A Few-Shot Class-Incremental Learning Method for Network Intrusion Detection
Lei Du, Zhaoquan Gu, Ye Wang, Le Wang, Yan Jia
Abstract
With the rapid development of information technologies, the security of cyberspace has become increasingly serious. Network intrusion detection is a practical scheme to protect network systems from cyber attacks. However, as new vulnerabilities and unknown attack types are constantly emerging, only a few samples of such attacks can be captured for analysis, which cannot be handled by the existing detection methods deployed in real systems.
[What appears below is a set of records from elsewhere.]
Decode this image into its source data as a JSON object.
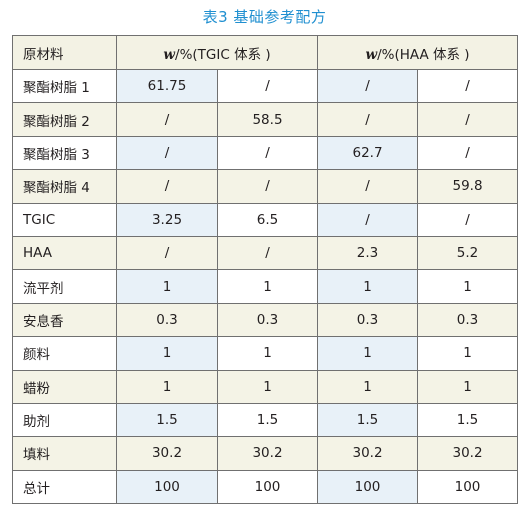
{
  "caption": "表3 基础参考配方",
  "table": {
    "header": {
      "material": "原材料",
      "tgic_w": "w",
      "tgic_rest": "/%(TGIC 体系 )",
      "haa_w": "w",
      "haa_rest": "/%(HAA 体系 )"
    },
    "rows": [
      {
        "name": "聚酯树脂 1",
        "v1": "61.75",
        "v2": "/",
        "v3": "/",
        "v4": "/"
      },
      {
        "name": "聚酯树脂 2",
        "v1": "/",
        "v2": "58.5",
        "v3": "/",
        "v4": "/"
      },
      {
        "name": "聚酯树脂 3",
        "v1": "/",
        "v2": "/",
        "v3": "62.7",
        "v4": "/"
      },
      {
        "name": "聚酯树脂 4",
        "v1": "/",
        "v2": "/",
        "v3": "/",
        "v4": "59.8"
      },
      {
        "name": "TGIC",
        "v1": "3.25",
        "v2": "6.5",
        "v3": "/",
        "v4": "/"
      },
      {
        "name": "HAA",
        "v1": "/",
        "v2": "/",
        "v3": "2.3",
        "v4": "5.2"
      },
      {
        "name": "流平剂",
        "v1": "1",
        "v2": "1",
        "v3": "1",
        "v4": "1"
      },
      {
        "name": "安息香",
        "v1": "0.3",
        "v2": "0.3",
        "v3": "0.3",
        "v4": "0.3"
      },
      {
        "name": "颜料",
        "v1": "1",
        "v2": "1",
        "v3": "1",
        "v4": "1"
      },
      {
        "name": "蜡粉",
        "v1": "1",
        "v2": "1",
        "v3": "1",
        "v4": "1"
      },
      {
        "name": "助剂",
        "v1": "1.5",
        "v2": "1.5",
        "v3": "1.5",
        "v4": "1.5"
      },
      {
        "name": "填料",
        "v1": "30.2",
        "v2": "30.2",
        "v3": "30.2",
        "v4": "30.2"
      },
      {
        "name": "总计",
        "v1": "100",
        "v2": "100",
        "v3": "100",
        "v4": "100"
      }
    ]
  },
  "colors": {
    "caption": "#1f8fd0",
    "stripe_beige": "#f4f3e6",
    "stripe_blue": "#e8f1f8",
    "border": "#707070"
  }
}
To handle this problem, we propose a few-shot class-incremental learning method called Branch Fusion Strategy based Network Intrusion Detection (BFS-NID for short), which can continuously learn new attack classes with only a few samples. BFS-NID includes a feature extractor module and a branch classifier learning module. The feature extractor module uses a vision transformer to learn better feature representations in a self-supervised manner, and the parameters of the feature extractor are fixed to avoid catastrophic forgetting when the model learns incrementally. The branch classifier learning module sets re-projection for different branch sessions to enhance the feature representation ability between classes and employs a branch fusion strategy to associate the context of learned attack classes with new classes in different sessions. We conducted extensive experiments on two popular network intrusion detection benchmark datasets (CIC-IDS2017 and CSE-CIC-IDS2018) and the results demonstrate that BFS-NID surpasses the baselines and achieves the best performance.